Unfortunately, there's no easy answer. Long story short?
1. Study the sectional of the area you're planning to fly (and other maps, if you want).
2. Pick checkpoints you won't be straining to see that you could possibly miss, even if it means finding a "cluster" to act as your checkpoint.
3. Don't be sloppy flying. You need to be on your heading and stay there, or you can easily wander off your course. You'll need to know nearby landmarks or be able to look at the sectional or a map that will have landmarks on it so you can find your way back if you really wander off or get disoriented.

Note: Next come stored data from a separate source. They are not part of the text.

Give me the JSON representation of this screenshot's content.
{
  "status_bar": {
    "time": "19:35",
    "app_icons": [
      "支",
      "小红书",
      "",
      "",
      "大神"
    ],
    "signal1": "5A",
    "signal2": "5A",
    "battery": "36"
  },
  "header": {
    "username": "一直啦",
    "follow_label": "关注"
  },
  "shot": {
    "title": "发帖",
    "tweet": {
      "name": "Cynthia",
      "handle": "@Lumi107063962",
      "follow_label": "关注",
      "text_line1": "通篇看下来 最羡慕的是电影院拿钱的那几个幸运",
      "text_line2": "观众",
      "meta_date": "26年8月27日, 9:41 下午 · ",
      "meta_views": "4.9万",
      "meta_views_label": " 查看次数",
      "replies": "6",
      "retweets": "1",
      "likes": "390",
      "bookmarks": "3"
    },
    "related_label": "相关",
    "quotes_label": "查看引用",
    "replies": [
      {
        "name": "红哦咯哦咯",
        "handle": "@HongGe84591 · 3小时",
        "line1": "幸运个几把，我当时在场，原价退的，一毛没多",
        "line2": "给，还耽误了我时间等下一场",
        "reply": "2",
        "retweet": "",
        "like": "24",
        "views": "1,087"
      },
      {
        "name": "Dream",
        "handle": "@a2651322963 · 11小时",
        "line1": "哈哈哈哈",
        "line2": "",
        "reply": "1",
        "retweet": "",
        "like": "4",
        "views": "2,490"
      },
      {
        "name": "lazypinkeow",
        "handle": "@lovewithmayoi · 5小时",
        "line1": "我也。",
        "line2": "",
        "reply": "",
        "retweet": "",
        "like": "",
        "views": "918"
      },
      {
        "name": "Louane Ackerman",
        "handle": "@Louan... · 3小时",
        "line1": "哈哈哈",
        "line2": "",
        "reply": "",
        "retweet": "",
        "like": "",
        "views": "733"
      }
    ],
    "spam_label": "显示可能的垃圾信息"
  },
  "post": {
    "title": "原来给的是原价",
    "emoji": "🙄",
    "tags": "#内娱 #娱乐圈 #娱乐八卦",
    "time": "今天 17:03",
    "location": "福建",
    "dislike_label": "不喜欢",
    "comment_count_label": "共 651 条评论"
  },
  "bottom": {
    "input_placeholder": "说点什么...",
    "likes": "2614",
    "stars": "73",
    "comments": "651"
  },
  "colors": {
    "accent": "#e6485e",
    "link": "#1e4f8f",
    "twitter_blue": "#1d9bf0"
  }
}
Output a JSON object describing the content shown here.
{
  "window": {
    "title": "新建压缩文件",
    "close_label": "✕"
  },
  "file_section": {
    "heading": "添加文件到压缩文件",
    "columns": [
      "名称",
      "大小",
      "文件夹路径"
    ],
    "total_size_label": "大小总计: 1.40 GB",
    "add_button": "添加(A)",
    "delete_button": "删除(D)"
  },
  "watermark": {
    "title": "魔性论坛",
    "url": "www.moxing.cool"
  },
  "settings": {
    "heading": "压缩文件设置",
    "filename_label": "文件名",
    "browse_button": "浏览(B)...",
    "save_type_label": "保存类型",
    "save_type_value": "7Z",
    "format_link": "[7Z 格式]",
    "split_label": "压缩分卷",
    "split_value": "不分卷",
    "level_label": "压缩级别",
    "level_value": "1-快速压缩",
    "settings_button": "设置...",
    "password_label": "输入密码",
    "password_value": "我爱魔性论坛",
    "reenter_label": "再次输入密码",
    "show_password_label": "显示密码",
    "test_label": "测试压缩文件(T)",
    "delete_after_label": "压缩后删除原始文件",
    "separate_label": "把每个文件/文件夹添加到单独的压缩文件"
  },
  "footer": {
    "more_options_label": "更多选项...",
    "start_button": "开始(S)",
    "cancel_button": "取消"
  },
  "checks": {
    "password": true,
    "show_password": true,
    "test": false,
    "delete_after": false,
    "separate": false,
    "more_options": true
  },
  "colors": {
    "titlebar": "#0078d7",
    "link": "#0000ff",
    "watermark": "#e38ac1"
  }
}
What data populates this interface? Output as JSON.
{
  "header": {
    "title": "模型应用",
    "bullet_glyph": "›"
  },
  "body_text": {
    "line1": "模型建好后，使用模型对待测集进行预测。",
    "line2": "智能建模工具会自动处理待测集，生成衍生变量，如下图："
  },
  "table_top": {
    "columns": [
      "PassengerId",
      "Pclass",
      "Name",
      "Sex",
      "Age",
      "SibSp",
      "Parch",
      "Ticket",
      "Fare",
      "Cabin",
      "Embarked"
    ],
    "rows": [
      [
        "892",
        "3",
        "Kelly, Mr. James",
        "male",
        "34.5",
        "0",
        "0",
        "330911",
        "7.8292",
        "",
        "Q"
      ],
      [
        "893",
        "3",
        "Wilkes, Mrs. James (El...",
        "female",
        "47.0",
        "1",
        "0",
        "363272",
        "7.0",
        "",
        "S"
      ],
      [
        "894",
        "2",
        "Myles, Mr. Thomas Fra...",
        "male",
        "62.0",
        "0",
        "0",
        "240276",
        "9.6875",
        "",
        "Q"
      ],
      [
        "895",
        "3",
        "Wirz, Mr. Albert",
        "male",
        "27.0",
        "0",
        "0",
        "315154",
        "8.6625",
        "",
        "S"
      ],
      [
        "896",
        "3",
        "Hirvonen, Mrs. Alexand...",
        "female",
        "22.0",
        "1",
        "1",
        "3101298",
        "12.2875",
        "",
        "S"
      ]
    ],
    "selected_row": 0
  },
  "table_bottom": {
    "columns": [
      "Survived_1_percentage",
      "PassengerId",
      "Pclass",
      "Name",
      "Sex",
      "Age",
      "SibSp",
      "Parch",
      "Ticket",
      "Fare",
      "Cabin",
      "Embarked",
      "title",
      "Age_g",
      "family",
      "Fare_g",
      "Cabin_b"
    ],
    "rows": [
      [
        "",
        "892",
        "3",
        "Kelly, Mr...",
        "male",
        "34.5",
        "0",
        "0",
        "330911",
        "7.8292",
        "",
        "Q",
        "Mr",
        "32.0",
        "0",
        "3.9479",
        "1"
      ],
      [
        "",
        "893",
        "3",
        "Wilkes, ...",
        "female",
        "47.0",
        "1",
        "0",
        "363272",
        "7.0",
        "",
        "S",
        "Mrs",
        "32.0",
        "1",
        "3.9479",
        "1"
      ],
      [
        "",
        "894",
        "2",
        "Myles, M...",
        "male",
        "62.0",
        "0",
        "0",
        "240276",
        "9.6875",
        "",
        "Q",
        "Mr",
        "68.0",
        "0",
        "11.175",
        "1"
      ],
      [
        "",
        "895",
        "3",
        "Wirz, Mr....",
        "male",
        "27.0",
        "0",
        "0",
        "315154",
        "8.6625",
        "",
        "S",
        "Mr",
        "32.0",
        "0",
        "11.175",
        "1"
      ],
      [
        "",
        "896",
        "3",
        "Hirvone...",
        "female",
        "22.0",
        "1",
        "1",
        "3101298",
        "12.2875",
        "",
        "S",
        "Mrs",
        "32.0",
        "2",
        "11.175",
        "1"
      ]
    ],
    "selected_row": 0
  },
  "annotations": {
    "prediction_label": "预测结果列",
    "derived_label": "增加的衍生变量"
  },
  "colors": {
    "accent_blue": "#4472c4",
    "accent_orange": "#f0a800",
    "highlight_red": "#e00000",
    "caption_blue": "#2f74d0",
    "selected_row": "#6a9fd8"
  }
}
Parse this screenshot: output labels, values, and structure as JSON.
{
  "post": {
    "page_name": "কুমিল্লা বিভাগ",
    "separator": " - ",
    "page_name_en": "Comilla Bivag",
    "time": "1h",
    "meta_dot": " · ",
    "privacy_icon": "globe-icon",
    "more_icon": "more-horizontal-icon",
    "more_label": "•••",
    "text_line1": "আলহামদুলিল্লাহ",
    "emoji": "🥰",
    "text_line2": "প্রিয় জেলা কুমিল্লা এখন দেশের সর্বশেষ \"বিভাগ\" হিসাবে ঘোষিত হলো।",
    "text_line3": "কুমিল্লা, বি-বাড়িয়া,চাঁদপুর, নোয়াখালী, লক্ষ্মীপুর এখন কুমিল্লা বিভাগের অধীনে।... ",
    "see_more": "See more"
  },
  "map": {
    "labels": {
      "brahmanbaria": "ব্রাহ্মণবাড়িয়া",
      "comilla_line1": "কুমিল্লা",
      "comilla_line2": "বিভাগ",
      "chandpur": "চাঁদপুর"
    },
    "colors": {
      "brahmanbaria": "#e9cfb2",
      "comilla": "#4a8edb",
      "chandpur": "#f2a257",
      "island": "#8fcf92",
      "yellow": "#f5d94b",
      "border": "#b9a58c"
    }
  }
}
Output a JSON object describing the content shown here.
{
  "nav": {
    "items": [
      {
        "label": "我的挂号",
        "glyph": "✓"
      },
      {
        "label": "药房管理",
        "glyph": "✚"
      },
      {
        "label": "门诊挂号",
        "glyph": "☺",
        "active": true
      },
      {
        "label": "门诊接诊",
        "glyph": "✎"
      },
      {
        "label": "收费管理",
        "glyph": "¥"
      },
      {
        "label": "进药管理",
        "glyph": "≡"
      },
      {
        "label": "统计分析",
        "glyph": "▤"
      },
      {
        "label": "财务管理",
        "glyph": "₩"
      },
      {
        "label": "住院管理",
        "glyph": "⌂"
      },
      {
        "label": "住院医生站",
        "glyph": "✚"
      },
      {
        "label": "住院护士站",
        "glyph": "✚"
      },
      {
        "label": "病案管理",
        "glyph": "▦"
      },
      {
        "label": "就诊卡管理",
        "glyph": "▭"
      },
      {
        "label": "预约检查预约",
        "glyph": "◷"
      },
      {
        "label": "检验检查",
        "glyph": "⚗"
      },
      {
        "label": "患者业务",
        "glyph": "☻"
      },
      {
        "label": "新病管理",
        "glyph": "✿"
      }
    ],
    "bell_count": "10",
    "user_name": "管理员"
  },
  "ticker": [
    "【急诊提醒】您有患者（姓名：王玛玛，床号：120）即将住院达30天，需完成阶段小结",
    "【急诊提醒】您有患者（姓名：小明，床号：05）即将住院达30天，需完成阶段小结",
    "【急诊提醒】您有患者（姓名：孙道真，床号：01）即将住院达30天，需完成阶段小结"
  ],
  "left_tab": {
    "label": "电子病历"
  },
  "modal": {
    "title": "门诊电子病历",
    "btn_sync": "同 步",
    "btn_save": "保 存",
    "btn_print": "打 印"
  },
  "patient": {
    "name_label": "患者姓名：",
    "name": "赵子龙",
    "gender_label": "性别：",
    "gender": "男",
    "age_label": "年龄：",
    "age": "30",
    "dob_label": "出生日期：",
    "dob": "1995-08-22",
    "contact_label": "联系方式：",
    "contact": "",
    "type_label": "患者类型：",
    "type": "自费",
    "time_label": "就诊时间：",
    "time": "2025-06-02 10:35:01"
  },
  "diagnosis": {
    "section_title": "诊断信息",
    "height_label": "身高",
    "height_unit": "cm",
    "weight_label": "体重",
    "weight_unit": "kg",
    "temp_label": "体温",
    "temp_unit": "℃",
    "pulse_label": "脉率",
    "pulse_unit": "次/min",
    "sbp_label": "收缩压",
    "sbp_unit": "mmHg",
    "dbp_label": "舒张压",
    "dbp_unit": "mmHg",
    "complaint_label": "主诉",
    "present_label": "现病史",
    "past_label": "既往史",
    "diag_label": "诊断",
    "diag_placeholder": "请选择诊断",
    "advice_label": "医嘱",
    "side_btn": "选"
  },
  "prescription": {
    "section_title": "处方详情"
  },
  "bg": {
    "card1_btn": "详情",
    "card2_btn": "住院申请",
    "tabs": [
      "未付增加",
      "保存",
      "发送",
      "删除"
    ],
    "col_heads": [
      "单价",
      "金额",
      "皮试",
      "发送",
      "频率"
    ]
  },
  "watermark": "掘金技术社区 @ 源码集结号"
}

@April Evans - are you flying with GPS as primary or paper sectionals as primary? I found that the act of doing all my preflight planning on a sectional really helped me understand what I was going to see and what I needed to look for. I trained in rural Iowa/Minnesota, and there was a distinct lack of good checkpoints. I usually flew by using a pilotage system I called "triangulation of points". I would pick two to three checkpoints in one area that would create a unique combination, such as a road that had a "ess" bend to it, with a railroad crossing the turn, and a tower on the other side of the line I wanted to fly. I would then fly through the point where the lines met in the middle. It wasn't an exact science, but I was flying VFR, so I could adjust if I was slightly off course when I was coming up to my next checkpoints. Studying the sectional to pick good checkpoints helped immensely, because I got a good sense of every town, tower, road, and railroad track along my route. I flew with paper as primary and GPS as back up, because I found it easier to navigate with the sectional. If I was ever in doubt as to where I was (which happened on my solo xc), I could say, "To the east is a railroad track crossing a road at an angle other than 90* and a meandering creek. To the west, there's a small town with a grain elevator and a two-lane highway running through with a funny bend right before the town. To the south is a lake and some windmills. To the north is a private strip with a bunch of hog barns near by. Now, which of those things do I see and where?" Once you locate yourself by finding those things, you have a good enough guess as to where you are that you can adjust back to the course you'd planned. Unless you have a better GPS than I did training, you can't do that with the GPS.
As for getting disoriented, know which headings you need to fly to get to where you're going, and which directions your airport and your destination airport are. If you have a rough idea of where those things should be, it's easier to find them when it seems like everything is just a big jumble. It will get easier as navigation becomes a more normal brain activity and as the flying itself requires less brain power. I was pretty disoriented at my first couple of lessons, and navigation was entirely up to my CFI. I was pretty worried I'd never be able to find my way through the sky, but after I knew roughly how to fly the plane and had studied the charts so I had a better idea of what I'd be looking at and for on the ground, it progressed from a challenge to a non-issue by the time I was doing solo xc work.